That's what it does.

I'm left wondering what the purpose of this pin is.

Exactly as described: telling when an opcode is fetched.

I have done some work with other microprocessors and I've never seen a pin like it before.

Might be interesting to learn what CPU's you have used so far (*1), but having a signal like that was quite common - heck, already Intel's 8008 signalled a PCI cycle.

Some examples:

Even systems with asynchronous bus operation offer similar signals, like Intel's 8086ff signalling fetch of the first byte of an instruction via its Queue Status (QS1,QS0 = 01). So to me this seems like a pretty common output for CPUs.
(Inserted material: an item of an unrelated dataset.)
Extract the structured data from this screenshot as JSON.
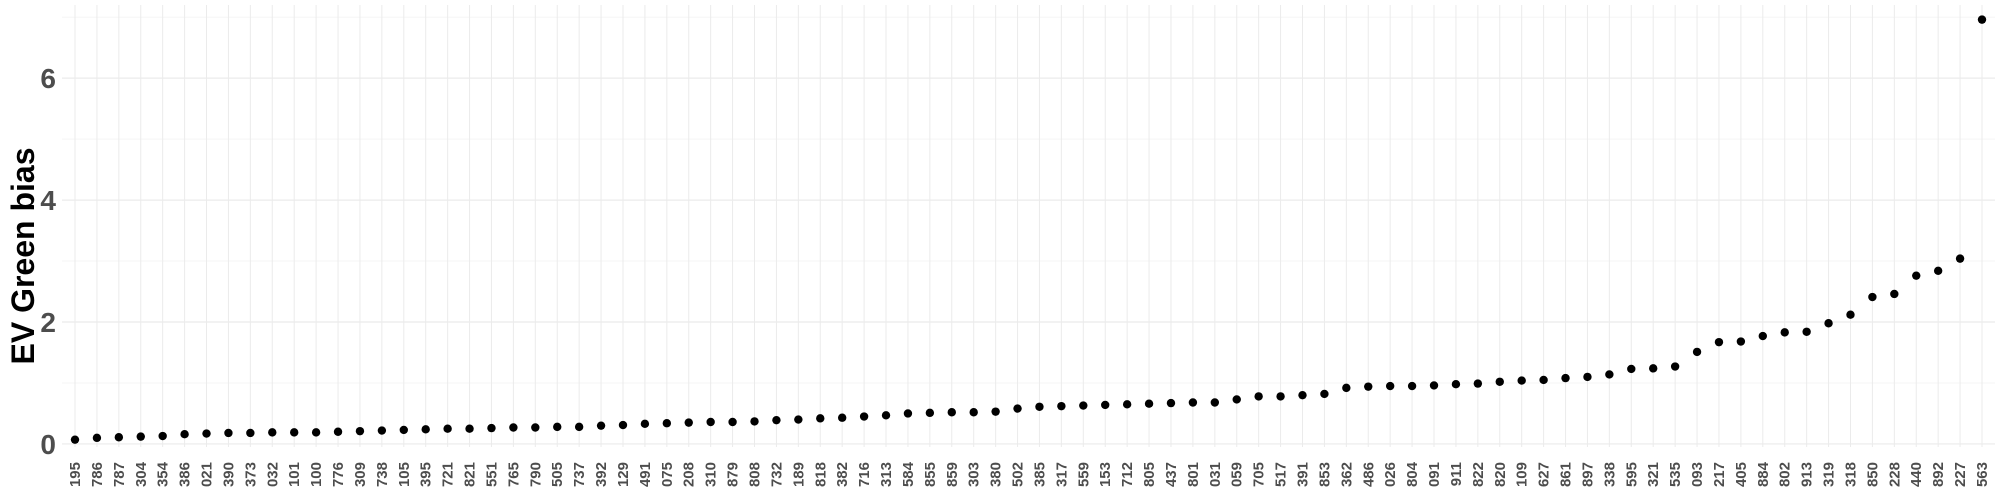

I know machines like the ZX80 and ZX81 would stop the system clock when they needed up update the screen.

No, they did not. The CPU was running during screen update, fetching screen data.

but obviously that isn't why Zilog created the pin in the first place.

What about

  • Hardware single step
  • Counting instructions
  • Inserting instructions
  • Stretching instruction fetch for slow memory
  • DMA insertion only at instruction borders
  • Bus arbitration in a multi master system

... and many more. Let your imagination flow - if your application has a corresponding real-time need, you'll know :))


*1 - Note, the Z80 is a CPU, not a microcontroller.

*2 - Which is where M1 got its name from, as bit D5 of the status word outputted during SYNC is called that.